September 1920
The Sack of Balbriggan
On the night of 20 September 1920, around 150 Black and Tans drove from Gormanston Barracks into town. They burned 49 homes, looted pubs, killed two local men - Seán Gibbons and Seamus Lawless - and torched the Deeds & Templar hosiery factory, which employed over 300 workers. The attack was ostensibly revenge for an earlier IRA ambush. It triggered a parliamentary debate in Westminster and international condemnation. Herbert Asquith compared it to German atrocities in Belgium. A commemorative plaque on Bridge Street records it. The town rebuilt. The factory did not.
Balbriggan cloth
The cotton with a town name
A fine cotton fabric, woven here for stockings and underwear from the 1760s onward, became so associated with the town that the material itself was called 'Balbriggan'. Queen Victoria wore it. The Czarina of Russia wore it. It was a small town whose name went around the world on the legs of royalty. The factory that made it burned in 1920. The cloth survived as a word long after the looms were cold.
1763 and 1844
The railway and the pier
The pier came first - built in 1763, turning a mouth of the Bracken River into a working harbour. The Dublin-Belfast railway arrived in 1844 and changed the town's geography permanently, running along an embankment above the harbour. The Enterprise still passes through on its way between the two capitals - though it is the Northern Commuter that actually stops here.
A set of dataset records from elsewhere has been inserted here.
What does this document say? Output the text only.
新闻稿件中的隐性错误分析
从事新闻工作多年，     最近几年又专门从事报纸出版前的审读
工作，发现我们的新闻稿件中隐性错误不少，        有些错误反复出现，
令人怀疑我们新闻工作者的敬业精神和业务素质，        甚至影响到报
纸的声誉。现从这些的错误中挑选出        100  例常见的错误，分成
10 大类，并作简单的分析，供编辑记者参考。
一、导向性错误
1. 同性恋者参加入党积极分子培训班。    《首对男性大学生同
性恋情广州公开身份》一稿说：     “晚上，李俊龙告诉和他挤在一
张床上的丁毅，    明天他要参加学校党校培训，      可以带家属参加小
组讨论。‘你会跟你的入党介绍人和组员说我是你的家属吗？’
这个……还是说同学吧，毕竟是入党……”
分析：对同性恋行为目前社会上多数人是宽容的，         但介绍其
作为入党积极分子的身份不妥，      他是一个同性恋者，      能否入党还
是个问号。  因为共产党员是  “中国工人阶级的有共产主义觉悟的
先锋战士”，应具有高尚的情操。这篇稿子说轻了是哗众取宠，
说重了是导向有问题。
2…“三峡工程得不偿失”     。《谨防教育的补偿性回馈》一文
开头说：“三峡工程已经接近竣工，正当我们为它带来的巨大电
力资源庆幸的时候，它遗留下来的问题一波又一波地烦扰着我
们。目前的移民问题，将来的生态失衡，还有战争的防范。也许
The park nobody talks about
Ardgillan Demesne
Ardgillan Castle and its 194-acre demesne sit on the coastal ridge between Balbriggan and Skerries - rolling parkland, rose gardens, a walled garden, and views across the Irish Sea to the Mourne Mountains on a clear day. It's managed by Fingal County Council as a free public park. On a summer weekend, half of north Dublin doesn't know it's there. That's your opportunity.